Guterson writes, “They had passed autumn afternoons when they were nine years old in the hollowed-out base of a cedar tree, where they sprawled on the ground looking out at the rain as it pummeled the sword ferns and ivy.… They already had a history together that included this beach, these waters, the very stones, and the forest at their backs, too. It was all theirs and always would be.… She knew where to find matsutake mushrooms, elderberries, and fern tendrils.”

He also writes: “The path looped around the head of the bay, then down into a swale … ground fog shrouded its thimbleberry and devil’s club, such was the clammy, low wetness of the place—then climbed among cedars and the shadows of spruces before descending….” and “… there was a wall of honeysuckle just past blossom, salmonberries hanging in among it and a few last wild roses blooming—Hatsue cut into the cedar woods.… through a dell of ferns where white morning glory blossoms dotted the forest floor. A fallen cedar log hung with ivy.…” and “green-tinted light entered from the cedar forest. The rain echoed in the canopy of leaves above and beat against the sword ferns, which twitched under each drop.”
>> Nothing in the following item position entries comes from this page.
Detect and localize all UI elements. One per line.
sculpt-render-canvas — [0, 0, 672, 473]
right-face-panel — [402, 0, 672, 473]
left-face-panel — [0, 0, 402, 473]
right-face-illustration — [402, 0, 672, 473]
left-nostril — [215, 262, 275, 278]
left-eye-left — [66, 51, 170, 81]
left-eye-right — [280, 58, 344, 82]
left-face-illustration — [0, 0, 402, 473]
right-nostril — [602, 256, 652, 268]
I encourage you to invest a little time in what Priscilla Long calls The Lexicon Practice—a “deliberate, ongoing gathering of words and phrases.”* (from The Writer's Portable Mentor)

Last Saturday we discussed collecting words that describe a particular era in your memoir’s stories. Today, begin a lexicon (word book) with words that describe important places in your memoir—places that mysteriously shaped you and now define you and still anchor you and live in you.

Remember, you’re looking for “neither big words nor pompous words nor Latinate words,” says Priscilla, “but mainly words [you] like.” Words that don’t require a dictionary. Words that will help your readers smell, feel, hear, see, and even taste your places, those important places that nurtured your soul and spirit.

P.S. Hop on over to Rhonda’s blog post, Giving thanks for heritage, roots centered on the prairie,* to see how she crafted a sense of place

Note, too, that Rhonda created not only a physical, geographical place, but also an emotional place in her Aunt Esther's home.

Get out your WIPs (works in progress) and add words and phrases that will enhance your stories' sense of place.

*Links and references:

Sarah White,

Dinah Roe’s interview at Tales from the Reading Room,  

Priscilla Long, and my blog post, Gather “crackly” words for your memoir,

Priscilla Long, and my blog post, How long will your memoir’s readers stay engaged, charmed, and beguiled? 

Priscilla Long’s book, The Writer’s Portable Mentor,

Rhonda’s Giving thanks for heritage, roots centered on the prairie,


  1. I love this, Linda. As a writer, it spurs me on, reminding me that words are a paintbrush, an artistic medium that can make far-off places come alive for those who read. These pictures, then, reach the heart and mind, expanding, enlarging, allowing the Creator to enter quietly and do His work. That, at least, is my hope and prayer.

    Waving and smiling,


    P.S. - Thank you ever so much for your gracious mention.